Monti e il ministro Fornero presentano «una riforma storica per il mercato del lavoro»
«Vi mostro i contenuti del decreto…ho detto decreto? Volevo dire disegno di legge». Inizia con una gaffe che ha gelato la sala stampa l’intervento del Ministro Elsa Fornero volto a spiegare i contenuti della riforma del lavoro, ora in mano al Presidente della Repubblica. Il Presidente del Consiglio ha definito il lavoro svolto in questi giorni tra le parti sociali e i segretari di partito Alfano, Bersani e Casini, come «una riforma storica». Il ministro ha subito premesso che «la riforma è scritta per gli anni futuri e non in una logica di breve termine» e ha poi ammesso che, se fosse stata scritta in un momento migliore per l’economia italiana, sarebbe stato meglio. Ma in tempi più sereni non si sarebbe mai portato a compimento un tale cambiamento: «nella difficoltà bisogna trovare la forza di cambiare».

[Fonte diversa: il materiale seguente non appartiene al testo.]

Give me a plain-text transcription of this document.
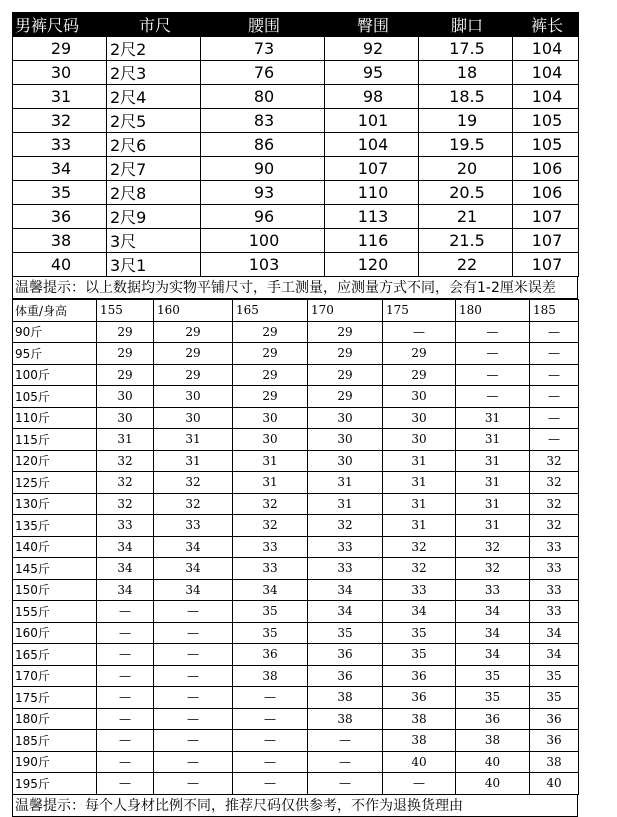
男裤尺码	市尺	腰围	臀围	脚口	裤长
29	2尺2	73	92	17.5	104
30	2尺3	76	95	18	104
31	2尺4	80	98	18.5	104
32	2尺5	83	101	19	105
33	2尺6	86	104	19.5	105
34	2尺7	90	107	20	106
35	2尺8	93	110	20.5	106
36	2尺9	96	113	21	107
38	3尺	100	116	21.5	107
40	3尺1	103	120	22	107
温馨提示：以上数据均为实物平铺尺寸，手工测量，应测量方式不同，会有1-2厘米误差
体重/身高	155	160	165	170	175	180	185	
90斤	29	29	29	29	—	—	—	
95斤	29	29	29	29	29	—	—	
100斤	29	29	29	29	29	—	—	
105斤	30	30	29	29	30	—	—	
110斤	30	30	30	30	30	31	—	
115斤	31	31	30	30	30	31	—	
120斤	32	31	31	30	31	31	32	
125斤	32	32	31	31	31	31	32	
130斤	32	32	32	31	31	31	32	
135斤	33	33	32	32	31	31	32	
140斤	34	34	33	33	32	32	33	
145斤	34	34	33	33	32	32	33	
150斤	34	34	34	34	33	33	33	
155斤	—	—	35	34	34	34	33	
160斤	—	—	35	35	35	34	34	
165斤	—	—	36	36	35	34	34	
170斤	—	—	38	36	36	35	35	
175斤	—	—	—	38	36	35	35	
180斤	—	—	—	38	38	36	36	
185斤	—	—	—	—	38	38	36	
190斤	—	—	—	—	40	40	38	
195斤	—	—	—	—	—	40	40	
温馨提示：每个人身材比例不同，推荐尺码仅供参考，不作为退换货理由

La prima parte dell’intervento ha riguardato i contratti: la modalità tipica dei rapporti tra datore e dipendente viene confermata nella forma di lavoro subordinato a tempo indeterminato. Ci sono due fasi per garantire la stabilità. La prima fase riguarda l’apprendistato, predisposto per garantire delle modalità flessibili d’ingresso nel mercato, e una seconda fase dove si viene introdotti all’assunzione senza limiti temporali di collaborazione, ma con una flessibilità in uscita. «Nel passato – ha spiegato il Ministro – la flessibilità non è stata ben impiegata e si è sviluppato un mercato del lavoro duale: da una parte un eccesso di garanzie dall’altra una completa mancanza». Sul contratto a tempo determinato, Elsa Fornero ha affermato che «non sempre è così negativo e va liberato dal cosiddetto causalone», ma nello stesso tempo ha ribadito che «il lavoro temporaneo è un fattore produttivo e si paga, quindi costerà di più».
Capitolo art. 18, o meglio detto della flessibilità in uscita. Per Elsa Fornero la rigidità dei flussi in entrata e in uscita nel contesto lavorativo favorisce la fuga delle aziende italiane verso l’estero e minaccia l’investimento estero nel nostro paese: «L’articolo 18 è stata una grande conquista, ma il mondo nel frattempo è cambiato». Ribadita la possibilità per il datore di lavoro di licenziare non solo per giusta causa, ma anche per motivi economici, nel disegno di legge ritorna la possibilità per il lavoratore di essere reintegrato a discrezione del giudice che valuterà, nel caso d’insussistenza delle motivazione, la possibilità del reintegro o di un indennizzo tra le 12 e le 24 mensilità. Un passo indietro quello del Governo, che nella versione originale prevedeva solo la possibilità delle pene pecuniarie comprese tra le 15 e le 27 mensilità. Confermata la sostituzione degli ammortizzatori sociali con l’Aspi: un’assicurazione con criteri più flessibili per coloro che perderanno il posto di lavoro. «L’Aspi sarà per tutti e avrà una durata inferiore perché bisognerà lavorare sul reinserimento occupazionale e non sull’abbandono a sè stessi dei lavoratori in cambio di un’indennità protratta magari per anni».